DeMorgan’s Laws

1 minute read

DeMorgan’s Laws

De Morgan’s laws state that specific Boolean statements can be written in different ways to the same effect.

The rules can be expressed in English as:

  • the negation of a disjunction is the conjunction of the negations
  • the negation of a conjunction is the disjunction of the negations

or

  • the complement of the union of two sets is the same as the intersection of their complements
  • the complement of the intersection of two sets is the same as the union of their complements

or

not (A or B) = (not A) and (not B)

not (A and B) = (not A) or (not B)

The negation modifies each conditional as shown below

  • < becomes >=

  • > becomes <=

  • == becomes !=

  • <= becomes >

  • >= becomes <

  • != becomes ==

Why it is useful during programming?

It could help us and others to more easily read the if statements, and it’s also useful to refactor some if’s monsters (if u know what I mean).

Examples

  • (!a && !b && !c), we will read it as, “not ‘a’, not ‘b’ and not ‘c’”.

after change:

  • !(a || b || c), by using the second method, we can simply read this as “at least one of these is required.”

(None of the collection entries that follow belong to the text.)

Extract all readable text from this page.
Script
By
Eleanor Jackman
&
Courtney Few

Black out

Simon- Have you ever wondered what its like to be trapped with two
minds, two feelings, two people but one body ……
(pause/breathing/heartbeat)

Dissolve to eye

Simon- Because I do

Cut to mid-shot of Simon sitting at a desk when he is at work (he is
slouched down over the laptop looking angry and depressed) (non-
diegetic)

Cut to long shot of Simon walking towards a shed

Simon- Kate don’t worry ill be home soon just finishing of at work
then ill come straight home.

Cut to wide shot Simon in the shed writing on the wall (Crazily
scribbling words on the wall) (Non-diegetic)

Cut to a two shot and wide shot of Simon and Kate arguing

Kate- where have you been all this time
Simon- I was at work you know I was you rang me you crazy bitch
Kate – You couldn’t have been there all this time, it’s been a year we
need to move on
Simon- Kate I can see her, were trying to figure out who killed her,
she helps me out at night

  • (!a || !b || !c),after while we see that all requirements must be met

after change:

  • !(a && b && c), now we see it immediately


Summary

De Morgan’s Laws can help simplify your code to make it more readable. You can change a sequence of negated ands to something that reads as “at least one of these is required”, and a sequence of negated ors to something that reads as “all of these are required.”